> Date: Sat, 1 Jun 1996 15:55:51 +0100 (BST)
> From: "Bilak Alexandra" <ab495@soton.ac.uk>
>
> Dear Stevan
>
> I'm going to be working all weekend in Glen Eyre, so I was wondering if
> you could send me some information there, at ab495@soton. ac. uk.(
> i.e., not in the psychology department).
>
> I haven't quite understood what monism and dualism are, and what the
> difference between movement and telekinesis is.
> Could you explain this to me please ?
>
> Thanks for your help.
> Alex.
Hi Alex, among the 90 remaining questions I am currently replying
to, those both appear, so within a few days you should see
the practice question and my comments. Also, look at the Web,
as there has already been a thread of discussion on this topic.
(You are supposed to ask me about it only AFTER you have read what there
is to read about it, especially on the web, not INSTEAD of reading;
and at this late stage the best evidence of your having read what you
needed to read is that you first attempt a kid-sib explanation, before
asking for help; pure appeals for help like this were only okay
immediately after a lecture, when all you had was the lecture material.)

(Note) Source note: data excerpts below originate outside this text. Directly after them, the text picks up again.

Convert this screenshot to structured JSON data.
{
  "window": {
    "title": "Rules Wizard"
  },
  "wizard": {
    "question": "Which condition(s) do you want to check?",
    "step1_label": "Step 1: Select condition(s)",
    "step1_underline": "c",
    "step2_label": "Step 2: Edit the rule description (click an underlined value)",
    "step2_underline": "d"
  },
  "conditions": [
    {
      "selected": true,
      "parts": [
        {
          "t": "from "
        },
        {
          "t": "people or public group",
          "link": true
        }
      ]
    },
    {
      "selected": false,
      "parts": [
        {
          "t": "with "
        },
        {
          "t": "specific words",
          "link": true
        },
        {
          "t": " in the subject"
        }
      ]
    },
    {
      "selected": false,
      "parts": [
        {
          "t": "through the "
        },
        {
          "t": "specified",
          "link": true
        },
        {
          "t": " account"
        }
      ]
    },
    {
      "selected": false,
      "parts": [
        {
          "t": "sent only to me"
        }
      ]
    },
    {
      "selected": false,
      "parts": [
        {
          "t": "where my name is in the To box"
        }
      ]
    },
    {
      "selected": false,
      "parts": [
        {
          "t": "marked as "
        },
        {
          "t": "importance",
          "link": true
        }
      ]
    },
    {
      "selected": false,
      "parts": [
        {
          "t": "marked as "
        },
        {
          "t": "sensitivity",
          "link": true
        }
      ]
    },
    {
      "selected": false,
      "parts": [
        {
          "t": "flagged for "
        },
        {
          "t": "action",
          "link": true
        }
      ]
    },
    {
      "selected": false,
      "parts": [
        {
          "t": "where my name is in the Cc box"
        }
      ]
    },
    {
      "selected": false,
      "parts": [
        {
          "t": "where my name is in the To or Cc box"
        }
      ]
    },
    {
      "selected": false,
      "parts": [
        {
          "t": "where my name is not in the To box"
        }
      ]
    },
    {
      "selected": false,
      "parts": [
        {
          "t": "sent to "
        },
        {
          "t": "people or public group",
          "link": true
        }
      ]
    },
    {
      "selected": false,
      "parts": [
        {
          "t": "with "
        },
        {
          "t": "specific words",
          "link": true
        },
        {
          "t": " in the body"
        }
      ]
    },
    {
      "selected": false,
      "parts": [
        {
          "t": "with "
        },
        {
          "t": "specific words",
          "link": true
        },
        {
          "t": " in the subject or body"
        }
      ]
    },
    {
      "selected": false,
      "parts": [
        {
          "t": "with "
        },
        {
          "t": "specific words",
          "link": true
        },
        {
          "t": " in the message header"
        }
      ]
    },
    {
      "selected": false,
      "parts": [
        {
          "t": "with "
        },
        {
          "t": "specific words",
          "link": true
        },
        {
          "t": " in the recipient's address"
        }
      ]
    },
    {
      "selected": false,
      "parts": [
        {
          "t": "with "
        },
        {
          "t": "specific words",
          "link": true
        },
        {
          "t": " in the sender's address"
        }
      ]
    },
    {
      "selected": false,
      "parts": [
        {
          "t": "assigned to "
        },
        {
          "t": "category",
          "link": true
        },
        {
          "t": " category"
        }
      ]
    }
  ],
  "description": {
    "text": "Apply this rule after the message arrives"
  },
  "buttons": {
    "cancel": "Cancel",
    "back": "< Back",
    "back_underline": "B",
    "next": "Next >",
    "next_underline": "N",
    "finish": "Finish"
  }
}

So I cannot do the whole thing again for you here separately, but the
short answer is that monism is the belief that there is only matter,
and that mind is just a kind of matter or a property of matter;
dualism is the belief that mind and matter are not the same kind of
thing. There are several different kinds of monism and several
different kinds of dualism. For an A you need to describe them a
little, and you need to show what the basic underlying problem is (the
mind/body problem) and what the possibilities for solution might be.
Movement is what happens when planets or automobiles or organisms, or
parts of them, change their relative positions, for example, when you
bend a spoon with the strength of your hands. Telekinesis is the
hypothetical effect of mind over matter, such as when Uri Geller bends
a spoon with his mind alone. The point is that the difference between
movement and telekinesis is NOT that in movement there is direct
contact and in telekinesis there is "action at a distance." There can
be action at a distance in ordinary planetary motion (gravity) and in
magnetism too. The point concerns, rather, the causal role of the MIND
in the movement: Was it mind over matter? That's dualism, and that is
at odds with the causal and conservation laws of physics. Or was it
just matter over matter, as Libet shows, with the mind not playing an
independent causal role? But then what is the mind there for at all?
And what IS the mind? (The mind/body problem).